Reakcja wójt gminy Purda: "Zamach"
Władze gminy Purda są stanowczo przeciwne przejęciu 230 ha terenów. Wójt Teresa Chrostowska określa inicjatywę Olsztyna jako "zamach na gminę". - To strategiczne tereny inwestycyjne, w które już zainwestowaliśmy znaczne środki. Ich przejęcie uniemożliwi rozwój gminy i spowoduje spadek jej dochodów – argumentuje wójt. Dodała, że teren ten obejmuje m.in. miejscowość Stary Olsztyn, gdzie mieszka 180 osób, działają lokalne organizacje, takie jak koło gospodyń wiejskich i klub piłkarski. - Nie chcemy, aby mieszkańcy naszej gminy spłacali wyborcze obietnice prezydenta Olsztyna – podkreśla Chrostowska.
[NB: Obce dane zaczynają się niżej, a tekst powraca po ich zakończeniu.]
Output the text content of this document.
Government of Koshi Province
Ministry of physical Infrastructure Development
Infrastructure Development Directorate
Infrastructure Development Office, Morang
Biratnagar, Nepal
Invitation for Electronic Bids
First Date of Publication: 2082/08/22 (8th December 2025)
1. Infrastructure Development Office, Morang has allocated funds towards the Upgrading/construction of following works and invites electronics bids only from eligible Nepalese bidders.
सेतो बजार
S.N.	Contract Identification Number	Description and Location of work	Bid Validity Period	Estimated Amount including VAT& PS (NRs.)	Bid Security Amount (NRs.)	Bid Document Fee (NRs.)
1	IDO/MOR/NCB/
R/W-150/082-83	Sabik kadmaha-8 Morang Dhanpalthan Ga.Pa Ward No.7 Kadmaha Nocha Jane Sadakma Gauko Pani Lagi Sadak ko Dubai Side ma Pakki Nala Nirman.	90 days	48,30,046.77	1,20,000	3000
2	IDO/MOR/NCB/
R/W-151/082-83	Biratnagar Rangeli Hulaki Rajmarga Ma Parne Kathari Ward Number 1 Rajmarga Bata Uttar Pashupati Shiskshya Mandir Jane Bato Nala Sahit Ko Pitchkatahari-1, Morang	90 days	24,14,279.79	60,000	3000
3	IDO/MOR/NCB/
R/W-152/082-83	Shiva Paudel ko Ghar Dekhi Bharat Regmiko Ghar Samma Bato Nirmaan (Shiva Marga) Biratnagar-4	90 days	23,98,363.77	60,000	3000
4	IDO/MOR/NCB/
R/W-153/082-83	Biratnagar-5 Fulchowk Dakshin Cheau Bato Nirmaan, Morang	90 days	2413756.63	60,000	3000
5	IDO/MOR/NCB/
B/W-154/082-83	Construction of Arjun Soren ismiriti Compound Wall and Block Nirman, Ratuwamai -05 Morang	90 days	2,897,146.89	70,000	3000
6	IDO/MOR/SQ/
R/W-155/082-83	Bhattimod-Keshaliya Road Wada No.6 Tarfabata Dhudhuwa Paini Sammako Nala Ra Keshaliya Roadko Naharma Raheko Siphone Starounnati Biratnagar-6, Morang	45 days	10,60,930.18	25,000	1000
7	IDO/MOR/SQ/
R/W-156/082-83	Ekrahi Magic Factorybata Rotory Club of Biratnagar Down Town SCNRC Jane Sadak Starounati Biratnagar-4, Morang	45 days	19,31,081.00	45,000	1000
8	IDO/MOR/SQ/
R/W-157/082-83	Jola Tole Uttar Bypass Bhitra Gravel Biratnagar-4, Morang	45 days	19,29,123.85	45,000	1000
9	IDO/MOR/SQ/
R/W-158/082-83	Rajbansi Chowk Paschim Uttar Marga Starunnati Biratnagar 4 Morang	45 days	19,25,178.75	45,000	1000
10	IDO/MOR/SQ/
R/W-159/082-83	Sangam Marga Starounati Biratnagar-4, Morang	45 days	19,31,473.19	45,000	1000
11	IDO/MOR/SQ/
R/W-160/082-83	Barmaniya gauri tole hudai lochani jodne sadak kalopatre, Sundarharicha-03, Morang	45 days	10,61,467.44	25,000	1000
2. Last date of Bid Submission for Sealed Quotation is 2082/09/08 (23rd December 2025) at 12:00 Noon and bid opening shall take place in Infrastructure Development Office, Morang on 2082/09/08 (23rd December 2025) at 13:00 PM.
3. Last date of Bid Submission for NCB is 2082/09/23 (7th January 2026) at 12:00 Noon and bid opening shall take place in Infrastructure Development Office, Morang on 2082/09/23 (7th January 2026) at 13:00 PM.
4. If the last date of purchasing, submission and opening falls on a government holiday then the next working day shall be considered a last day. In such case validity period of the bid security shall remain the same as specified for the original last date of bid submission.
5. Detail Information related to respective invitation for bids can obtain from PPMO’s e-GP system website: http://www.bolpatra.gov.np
Władze gminy zwracają uwagę, że Purda to gmina o ograniczonych zasobach terenowych. Ponad 54% powierzchni stanowią lasy, a tylko kilkanaście procent nadaje się pod inwestycje. - Każdy kawałek gruntu jest dla nas bezcenny – powiedział zastępca wójta Marek Reda. Dodał, że gmina już uzbroiła te tereny i posiada dla nich plan zagospodarowania przestrzennego.
Głosy mieszkańców i instytucji
Mieszkańcy miejscowości Stary Olsztyn również wyrazili swój sprzeciw wobec planów Olsztyna. Obawiają się utraty autonomii i wpływu na rozwój swojej wsi. - Nie chcemy być częścią miasta. Tu jest nasze życie, nasza wspólnota – mówią mieszkańcy.
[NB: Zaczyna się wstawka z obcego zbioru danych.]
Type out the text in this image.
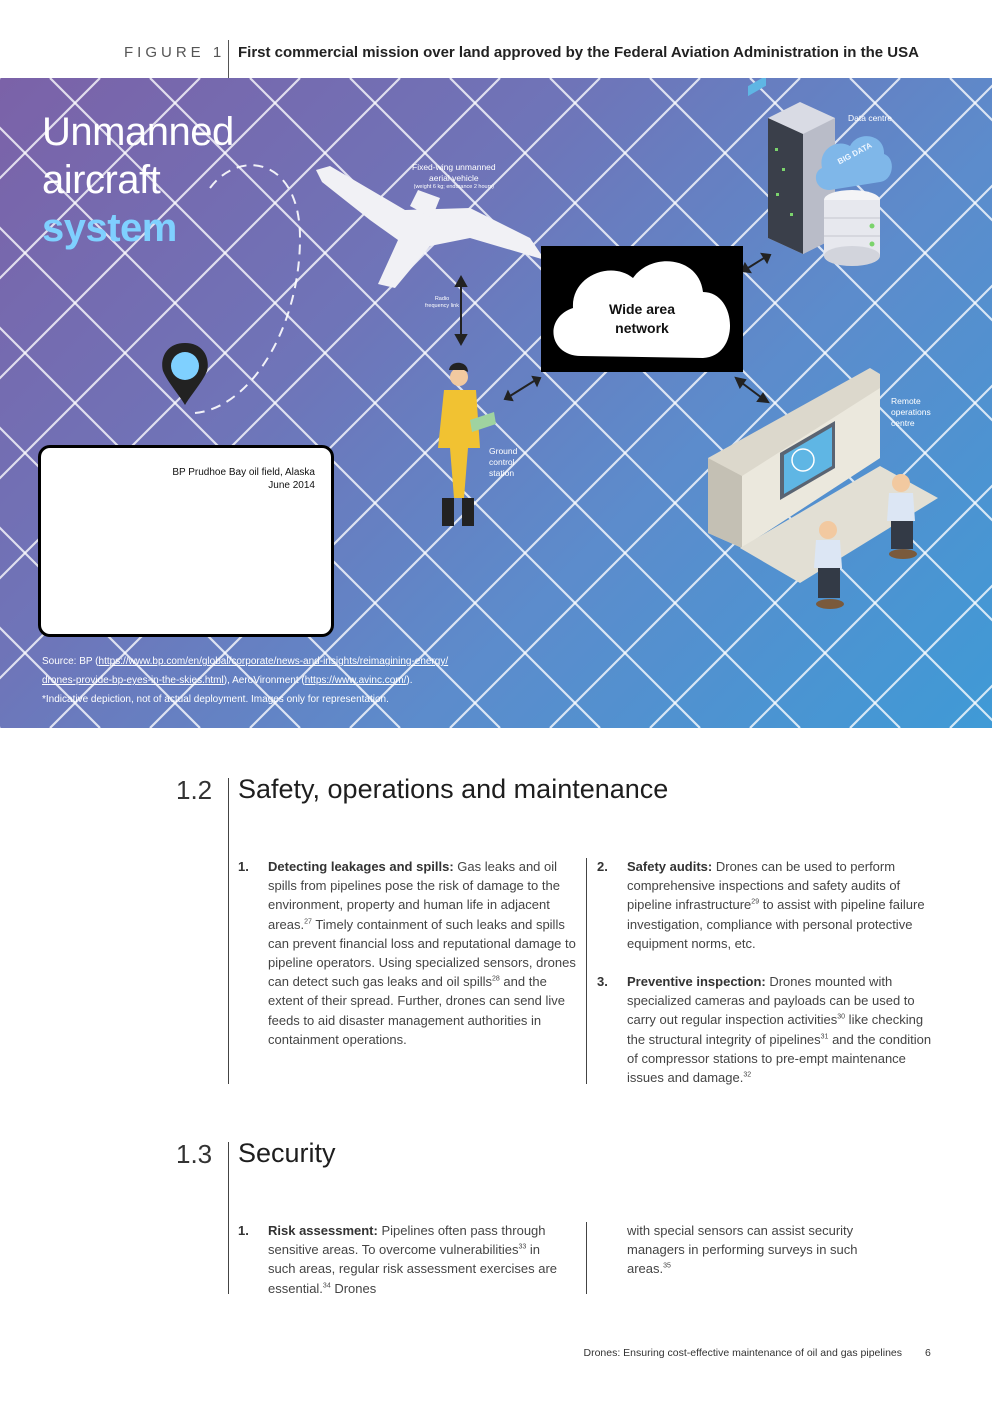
FIGURE 1 First commercial mission over land approved by the Federal Aviation Administration in the USA
Unmanned
aircraft
system
Fixed-wing unmanned
aerial vehicle
(weight 6 kg; endurance 2 hours)
Data centre
BIG DATA
Radio frequency link	Wide area
network
Ground
control
station
Remote
operations
centre
BP Prudhoe Bay oil field, Alaska
June 2014
Source: BP (https://www.bp.com/en/global/corporate/news-and-insights/reimagining-energy/
drones-provide-bp-eyes-in-the-skies.html), AeroVironment (https://www.avinc.com/).
*Indicative depiction, not of actual deployment. Images only for representation.
1.2 Safety, operations and maintenance
1. Detecting leakages and spills: Gas leaks and oil spills from pipelines pose the risk of damage to the environment, property and human life in adjacent areas.$^{27}$ Timely containment of such leaks and spills can prevent financial loss and reputational damage to pipeline operators. Using specialized sensors, drones can detect such gas leaks and oil spills$^{28}$ and the extent of their spread. Further, drones can send live feeds to aid disaster management authorities in containment operations.
2. Safety audits: Drones can be used to perform comprehensive inspections and safety audits of pipeline infrastructure$^{29}$ to assist with pipeline failure investigation, compliance with personal protective equipment norms, etc.
3. Preventive inspection: Drones mounted with specialized cameras and payloads can be used to carry out regular inspection activities$^{30}$ like checking the structural integrity of pipelines$^{31}$ and the condition of compressor stations to pre-empt maintenance issues and damage.$^{32}$
1.3 Security
1. Risk assessment: Pipelines often pass through sensitive areas. To overcome vulnerabilities$^{33}$ in such areas, regular risk assessment exercises are essential.$^{34}$ Drones
with special sensors can assist security managers in performing surveys in such areas.$^{35}$
Drones: Ensuring cost-effective maintenance of oil and gas pipelines 6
Także starostwo powiatowe w Olsztynie wyraziło sceptycyzm wobec pomysłu poszerzenia granic miasta. - Jesteśmy przeciwni takiemu działaniu. Strata tych terenów wpłynie na budżet powiatu – powiedział Wojciech Szalkiewicz, rzecznik prasowy starostwa.
Wojewoda warmińsko-mazurski, Radosław Król, stara się mediować między stronami konfliktu. - Będę namawiał oba samorządy do porozumienia. Rozumiem potrzeby rozwoju Olsztyna, ale dostrzegam też racje gminy Purda – powiedział Król. Jednocześnie wojewoda nie zadeklarował, jak zaopiniuje ewentualny wniosek Olsztyna o zmianę granic administracyjnych.
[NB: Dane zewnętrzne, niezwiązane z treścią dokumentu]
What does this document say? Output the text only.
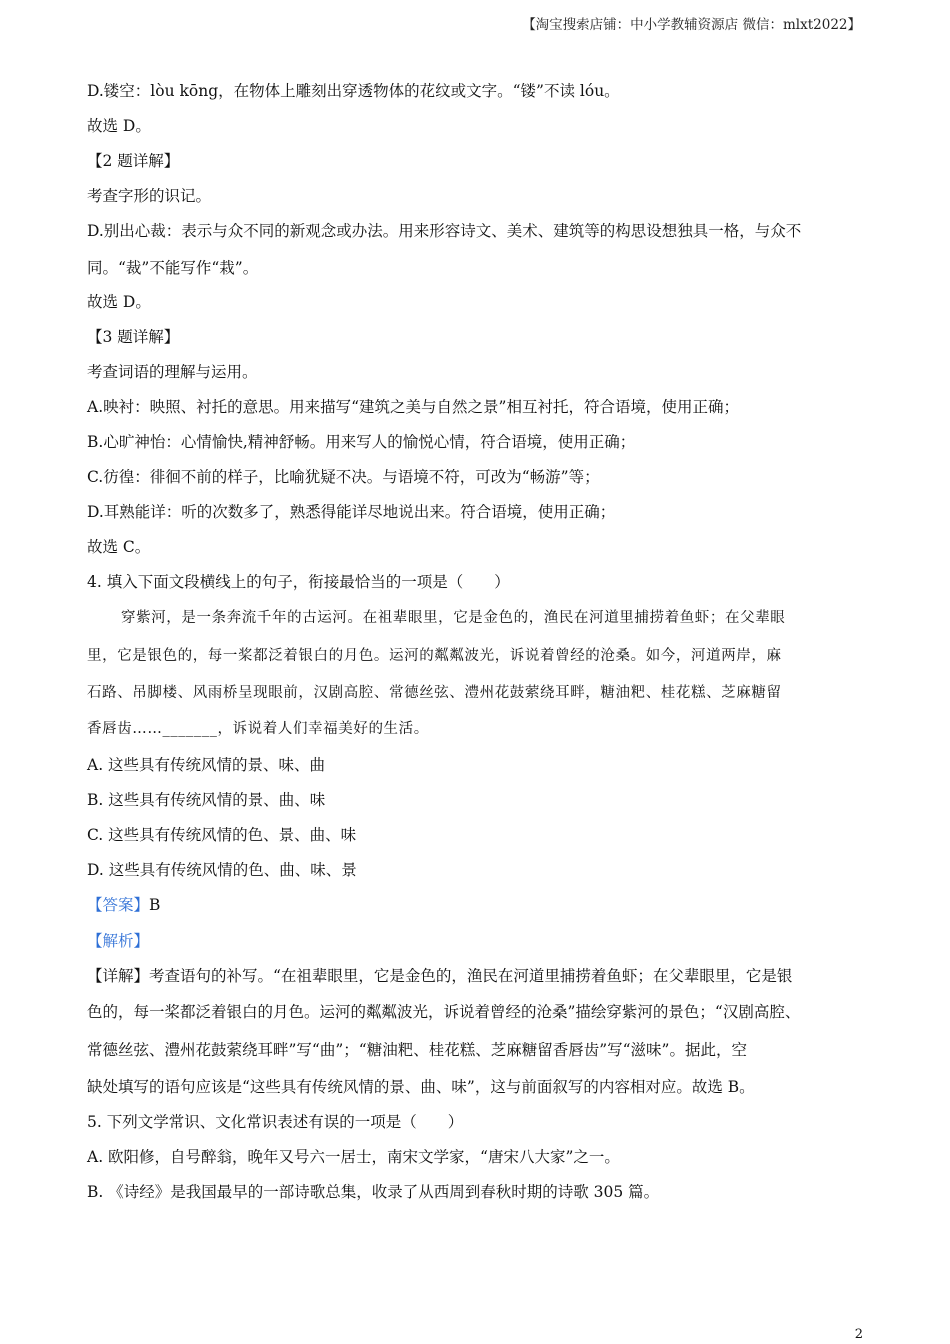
【淘宝搜索店铺：中小学教辅资源店 微信：mlxt2022】
D.镂空：lòu kōng，在物体上雕刻出穿透物体的花纹或文字。“镂”不读 lóu。
故选 D。
【2 题详解】
考查字形的识记。
D.别出心裁：表示与众不同的新观念或办法。用来形容诗文、美术、建筑等的构思设想独具一格，与众不
同。“裁”不能写作“栽”。
故选 D。
【3 题详解】
考查词语的理解与运用。
A.映衬：映照、衬托的意思。用来描写“建筑之美与自然之景”相互衬托，符合语境，使用正确；
B.心旷神怡：心情愉快,精神舒畅。用来写人的愉悦心情，符合语境，使用正确；
C.彷徨：徘徊不前的样子，比喻犹疑不决。与语境不符，可改为“畅游”等；
D.耳熟能详：听的次数多了，熟悉得能详尽地说出来。符合语境，使用正确；
故选 C。
4. 填入下面文段横线上的句子，衔接最恰当的一项是（　　）
穿紫河，是一条奔流千年的古运河。在祖辈眼里，它是金色的，渔民在河道里捕捞着鱼虾；在父辈眼
里，它是银色的，每一桨都泛着银白的月色。运河的粼粼波光，诉说着曾经的沧桑。如今，河道两岸，麻
石路、吊脚楼、风雨桥呈现眼前，汉剧高腔、常德丝弦、澧州花鼓萦绕耳畔，糖油粑、桂花糕、芝麻糖留
香唇齿……_______，诉说着人们幸福美好的生活。
A. 这些具有传统风情的景、味、曲
B. 这些具有传统风情的景、曲、味
C. 这些具有传统风情的色、景、曲、味
D. 这些具有传统风情的色、曲、味、景
【答案】B
【解析】
【详解】考查语句的补写。“在祖辈眼里，它是金色的，渔民在河道里捕捞着鱼虾；在父辈眼里，它是银
色的，每一桨都泛着银白的月色。运河的粼粼波光，诉说着曾经的沧桑”描绘穿紫河的景色；“汉剧高腔、
常德丝弦、澧州花鼓萦绕耳畔”写“曲”；“糖油粑、桂花糕、芝麻糖留香唇齿”写“滋味”。据此，空
缺处填写的语句应该是“这些具有传统风情的景、曲、味”，这与前面叙写的内容相对应。故选 B。
5. 下列文学常识、文化常识表述有误的一项是（　　）
A. 欧阳修，自号醉翁，晚年又号六一居士，南宋文学家，“唐宋八大家”之一。
B. 《诗经》是我国最早的一部诗歌总集，收录了从西周到春秋时期的诗歌 305 篇。
2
Perspektywy i kontrowersje
Spór między Olsztynem a gminą Purda wzbudził szerokie zainteresowanie i podzielił opinię publiczną. Z jednej strony Olsztyn argumentuje, że poszerzenie granic jest konieczne dla dalszego rozwoju miasta i poprawy funkcji metropolitalnych. Z drugiej strony gmina Purda i jej mieszkańcy widzą w tym działaniu zagrożenie dla swojej autonomii i przyszłości gospodarczej.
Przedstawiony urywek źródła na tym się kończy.